In Kücknitz auf dem Kirchplatz St. Johannes mit ein, zwei Imbissstuben. Für gut befunden die Restauration eines griechischen Betreibers mit dem wenig griechisch klingenden Namen Gottschi.
In Lübeck nach einer Telefonkonferenz und fernmündlichen Internetrecherche mit meinem Wegbegleiter und Fernmitwanderer fällt die Wahl für das Abendmahl auf die Schiffergesellschaft.

Die "Schiffergesellschaft" in Lübeck, wo man mitten in einer originellen Kulisse ein sehr durables Abendessen bekommt. Das Jever vom Fass wird nach einem Test dem Ducksteiner vorgezogen
Die Suche nach einer Lokalität, wo man ein spätes Frühstück / frühes Lunch einnehmen kann, gestaltet sich als schwierig. Wo geht der Lübecker hin? Ich hab's nicht wirklich rausgefunden. Ein Ort war ein Schuss in den Ofen (bei mir gibt's keine negativen Kritiken, deswegen wird er nicht genannt), das Nord im Hansemuseum ist sehr touristisch, hat aber einen schönen Blick, ebenso wie die Bar Celona, wo man draußen sitzen und auf den Museumshafen schauen kann.

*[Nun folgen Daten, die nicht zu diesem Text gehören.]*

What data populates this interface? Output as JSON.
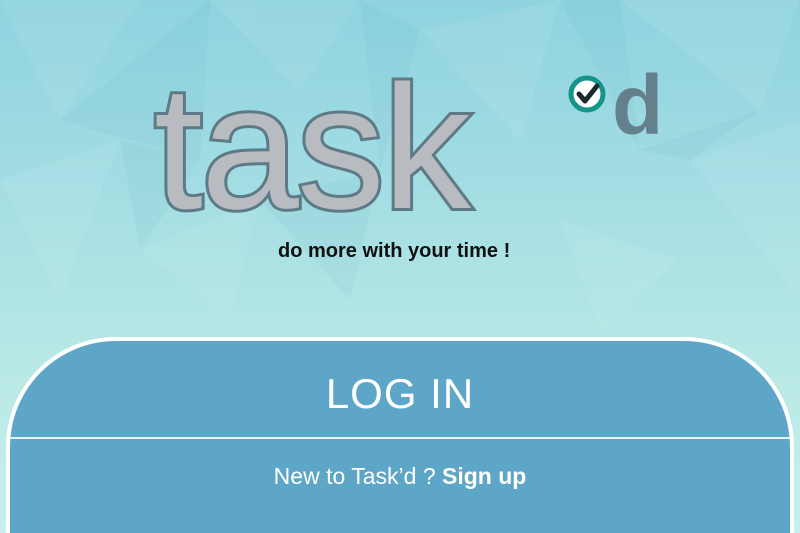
{
  "brand": {
    "logo_text": "task",
    "logo_suffix": "d",
    "tagline": "do more with your time !"
  },
  "login": {
    "button_label": "LOG IN"
  },
  "signup": {
    "prompt": "New to Task’d ?",
    "link_label": "Sign up"
  },
  "icons": {
    "check": "check-circle-icon"
  },
  "colors": {
    "background_top": "#8fd3df",
    "background_bottom": "#c8efe9",
    "panel": "#5ea6c7",
    "logo_fill": "#b8bcc0",
    "logo_outline": "#5e7a86",
    "logo_suffix": "#64808c",
    "check_accent": "#15958a",
    "text_white": "#ffffff"
  }
}
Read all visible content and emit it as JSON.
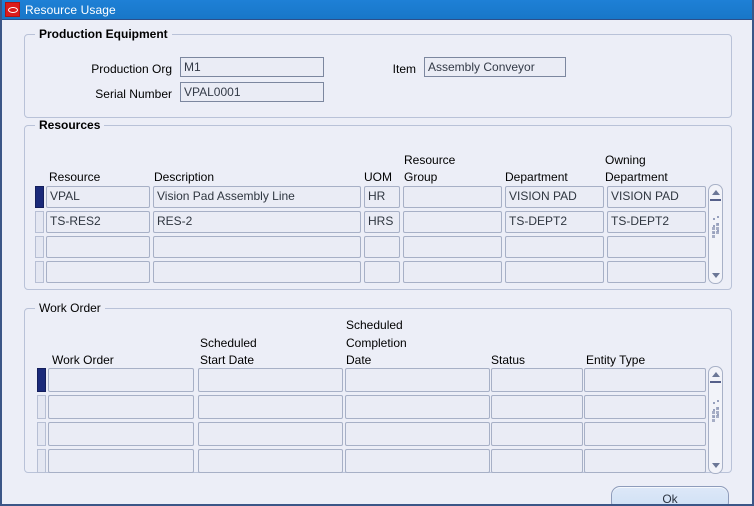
{
  "window": {
    "title": "Resource Usage",
    "icon": "oracle-logo-icon",
    "accent_titlebar": "#1d7fd4",
    "frame_border": "#3b5687",
    "background": "#eceef7"
  },
  "production_equipment": {
    "legend": "Production Equipment",
    "fields": [
      {
        "label": "Production Org",
        "value": "M1"
      },
      {
        "label": "Serial Number",
        "value": "VPAL0001"
      },
      {
        "label": "Item",
        "value": "Assembly Conveyor"
      }
    ]
  },
  "resources": {
    "legend": "Resources",
    "columns": [
      "Resource",
      "Description",
      "UOM",
      "Resource Group",
      "Department",
      "Owning Department"
    ],
    "column_lines": {
      "resource": [
        "Resource"
      ],
      "description": [
        "Description"
      ],
      "uom": [
        "UOM"
      ],
      "resource_group": [
        "Resource",
        "Group"
      ],
      "department": [
        "Department"
      ],
      "owning_department": [
        "Owning",
        "Department"
      ]
    },
    "rows": [
      {
        "selected": true,
        "resource": "VPAL",
        "description": "Vision Pad Assembly Line",
        "uom": "HR",
        "resource_group": "",
        "department": "VISION PAD",
        "owning_department": "VISION PAD"
      },
      {
        "selected": false,
        "resource": "TS-RES2",
        "description": "RES-2",
        "uom": "HRS",
        "resource_group": "",
        "department": "TS-DEPT2",
        "owning_department": "TS-DEPT2"
      },
      {
        "selected": false,
        "resource": "",
        "description": "",
        "uom": "",
        "resource_group": "",
        "department": "",
        "owning_department": ""
      },
      {
        "selected": false,
        "resource": "",
        "description": "",
        "uom": "",
        "resource_group": "",
        "department": "",
        "owning_department": ""
      }
    ]
  },
  "work_order": {
    "legend": "Work Order",
    "columns": [
      "Work Order",
      "Scheduled Start Date",
      "Scheduled Completion Date",
      "Status",
      "Entity Type"
    ],
    "column_lines": {
      "work_order": [
        "Work Order"
      ],
      "scheduled_start_date": [
        "Scheduled",
        "Start Date"
      ],
      "scheduled_completion_date": [
        "Scheduled",
        "Completion",
        "Date"
      ],
      "status": [
        "Status"
      ],
      "entity_type": [
        "Entity Type"
      ]
    },
    "rows": [
      {
        "selected": true,
        "work_order": "",
        "scheduled_start_date": "",
        "scheduled_completion_date": "",
        "status": "",
        "entity_type": ""
      },
      {
        "selected": false,
        "work_order": "",
        "scheduled_start_date": "",
        "scheduled_completion_date": "",
        "status": "",
        "entity_type": ""
      },
      {
        "selected": false,
        "work_order": "",
        "scheduled_start_date": "",
        "scheduled_completion_date": "",
        "status": "",
        "entity_type": ""
      },
      {
        "selected": false,
        "work_order": "",
        "scheduled_start_date": "",
        "scheduled_completion_date": "",
        "status": "",
        "entity_type": ""
      }
    ]
  },
  "footer": {
    "ok_label": "Ok"
  }
}
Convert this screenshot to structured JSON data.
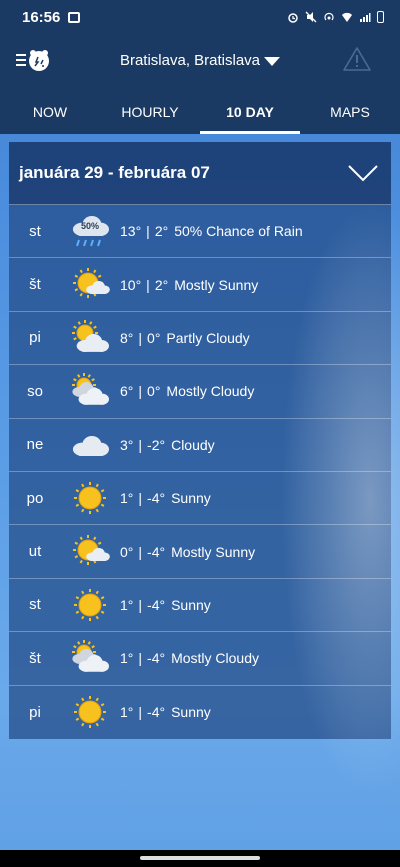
{
  "status": {
    "time": "16:56"
  },
  "header": {
    "location": "Bratislava, Bratislava"
  },
  "tabs": [
    {
      "label": "NOW",
      "active": false
    },
    {
      "label": "HOURLY",
      "active": false
    },
    {
      "label": "10 DAY",
      "active": true
    },
    {
      "label": "MAPS",
      "active": false
    }
  ],
  "forecast": {
    "range": "januára 29 - februára 07",
    "days": [
      {
        "day": "st",
        "high": "13°",
        "low": "2°",
        "condition": "50% Chance of Rain",
        "icon": "rain-cloud-icon",
        "badge": "50%"
      },
      {
        "day": "št",
        "high": "10°",
        "low": "2°",
        "condition": "Mostly Sunny",
        "icon": "mostly-sunny-icon"
      },
      {
        "day": "pi",
        "high": "8°",
        "low": "0°",
        "condition": "Partly Cloudy",
        "icon": "partly-cloudy-icon"
      },
      {
        "day": "so",
        "high": "6°",
        "low": "0°",
        "condition": "Mostly Cloudy",
        "icon": "mostly-cloudy-icon"
      },
      {
        "day": "ne",
        "high": "3°",
        "low": "-2°",
        "condition": "Cloudy",
        "icon": "cloudy-icon"
      },
      {
        "day": "po",
        "high": "1°",
        "low": "-4°",
        "condition": "Sunny",
        "icon": "sunny-icon"
      },
      {
        "day": "ut",
        "high": "0°",
        "low": "-4°",
        "condition": "Mostly Sunny",
        "icon": "mostly-sunny-icon"
      },
      {
        "day": "st",
        "high": "1°",
        "low": "-4°",
        "condition": "Sunny",
        "icon": "sunny-icon"
      },
      {
        "day": "št",
        "high": "1°",
        "low": "-4°",
        "condition": "Mostly Cloudy",
        "icon": "mostly-cloudy-icon"
      },
      {
        "day": "pi",
        "high": "1°",
        "low": "-4°",
        "condition": "Sunny",
        "icon": "sunny-icon"
      }
    ]
  },
  "colors": {
    "header_bg": "#1b3a63",
    "sun": "#f7c21d"
  }
}
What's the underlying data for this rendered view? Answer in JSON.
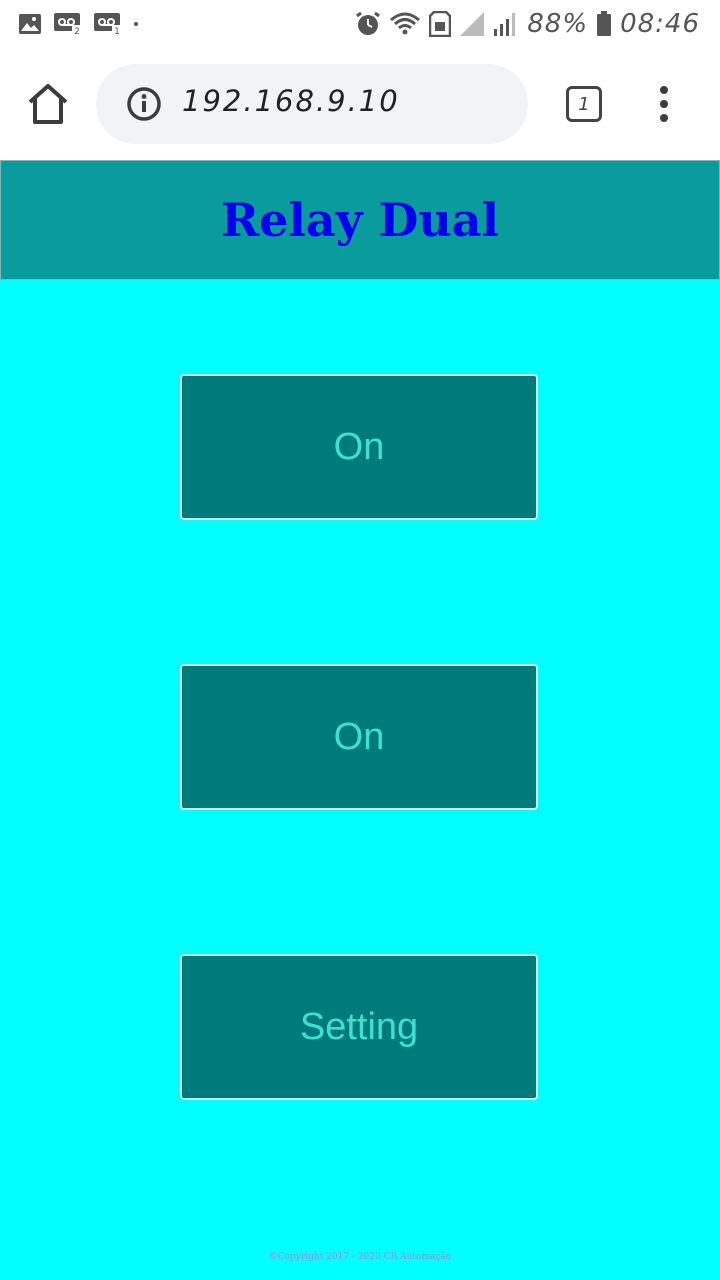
{
  "status_bar": {
    "battery": "88%",
    "time": "08:46",
    "icons": [
      "image-icon",
      "voicemail-2-icon",
      "voicemail-1-icon",
      "alarm-icon",
      "wifi-icon",
      "sim-icon",
      "signal-weak-icon",
      "signal-icon",
      "battery-icon"
    ]
  },
  "browser": {
    "url": "192.168.9.10",
    "tab_count": "1",
    "icons": [
      "home-icon",
      "info-icon",
      "tab-switcher-icon",
      "menu-icon"
    ]
  },
  "page": {
    "title": "Relay Dual",
    "buttons": [
      {
        "label": "On"
      },
      {
        "label": "On"
      },
      {
        "label": "Setting"
      }
    ],
    "footer": "©Copyright 2017 - 2020 CR Automação"
  },
  "colors": {
    "page_background": "#00ffff",
    "header_background": "#0a9c9c",
    "title_text": "#0000ee",
    "button_background": "#007b7b",
    "button_text": "#40e0d0"
  }
}
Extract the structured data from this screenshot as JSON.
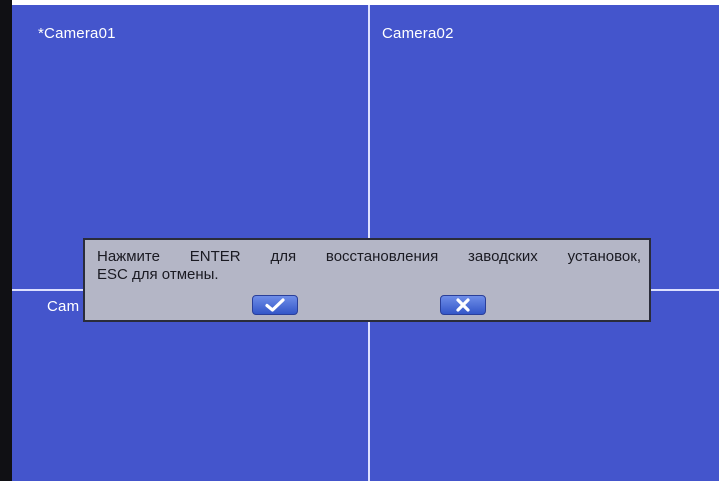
{
  "cameras": [
    {
      "label": "*Camera01"
    },
    {
      "label": "Camera02"
    },
    {
      "label": "Cam"
    }
  ],
  "dialog": {
    "line1": "Нажмите ENTER для восстановления заводских установок,",
    "line2": "ESC для отмены.",
    "confirm_icon": "checkmark-icon",
    "cancel_icon": "x-icon"
  },
  "colors": {
    "video_background": "#4455cc",
    "divider": "#dde0ff",
    "dialog_background": "#b4b6c6",
    "button": "#3f63d6"
  }
}
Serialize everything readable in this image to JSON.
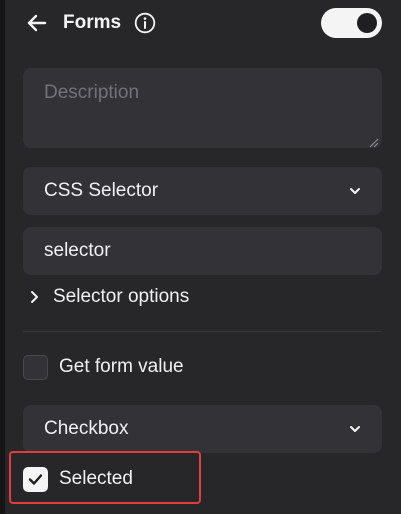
{
  "header": {
    "title": "Forms",
    "toggle_on": true
  },
  "description": {
    "placeholder": "Description"
  },
  "selector_type": {
    "selected": "CSS Selector"
  },
  "selector_input": {
    "value": "selector"
  },
  "selector_options": {
    "label": "Selector options"
  },
  "get_form_value": {
    "label": "Get form value",
    "checked": false
  },
  "form_type": {
    "selected": "Checkbox"
  },
  "selected_option": {
    "label": "Selected",
    "checked": true
  },
  "colors": {
    "background": "#27272a",
    "field": "#333337",
    "text": "#f1f1f3",
    "placeholder": "#72727a",
    "highlight": "#e23c3c"
  },
  "icons": [
    "arrow-left-icon",
    "info-icon",
    "chevron-down-icon",
    "chevron-right-icon",
    "check-icon",
    "resize-grip-icon"
  ]
}
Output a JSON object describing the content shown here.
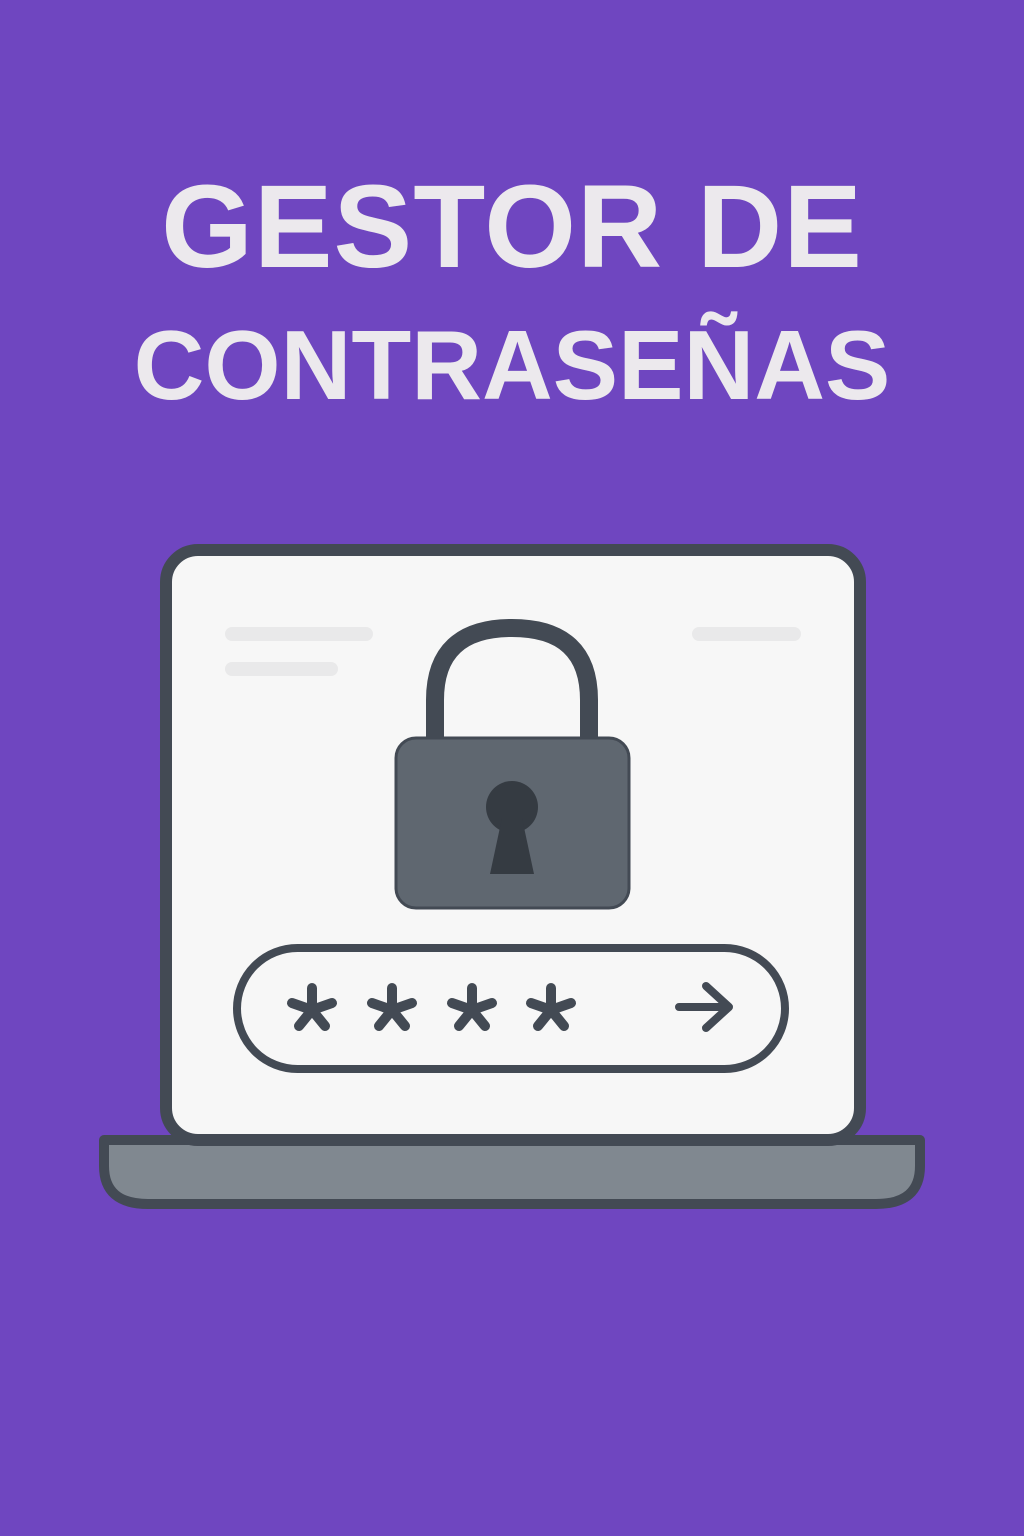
{
  "title": {
    "line1": "GESTOR DE",
    "line2": "CONTRASEÑAS"
  },
  "password_field": {
    "masked_value": "****",
    "submit_icon": "arrow-right-icon"
  },
  "icons": {
    "lock": "padlock-icon",
    "laptop": "laptop-icon"
  },
  "colors": {
    "background": "#6f46c0",
    "title_text": "#ece9ed",
    "outline": "#434a54",
    "lock_body": "#5f6770",
    "screen": "#f7f7f7",
    "laptop_base": "#808890"
  }
}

Blick vom Obergeschoss der "Bar Celona", im Hintergrund links "mein" Schiff, die rote Fehmarnbelt, zu sehen
Gewohnt habe ich im Fischer Apartment, das man über eine gemeinhin bekannte Buchungsplattform buchen kann, in Sankt Lorenz, etwa 15 Minuten Fußweg von der Innenstadt entfernt. Es ist sehr geräumig und nimmt es nicht übel, wenn die Mieterin den Inhalt des Gepäckstücks nicht sorgfältig verstaut. Fällt bei der Größe sowieso nicht auf. (Nachtrag 2025: Gibt es wohl nicht mehr - dafür viele andere mindestens genauso praktische Unterkünfte)

Bild an der Wand mit ambitionierter Aussage. Was ist das eigentlich, Lifestyle? Ich erkläre das gerne - bei Interesse melden!
Fauna

Sitzenbleiber. Die Kröte (in dem Fall: Jungkröte) verlässt sich darauf, dass man sie nicht sieht
Mehrere Male bewirkt nur ein spontaner Satz nach vorne, dass das Tier überlebt. Was übrigens an selber Stelle aussieht wie über den Boden krabbelnde und hüpfende Insekten, sind Jungtiere, also auch Kröten. Sie sind so zahlreich unterwegs, dass man Gefahr läuft, gewissermaßen durch einen finalen Todestritt zum Ende dieser Tierart beizutragen, wenn man nicht höllisch aufpasst. Ganz vermeiden lässt sich dieses Drama aber nicht.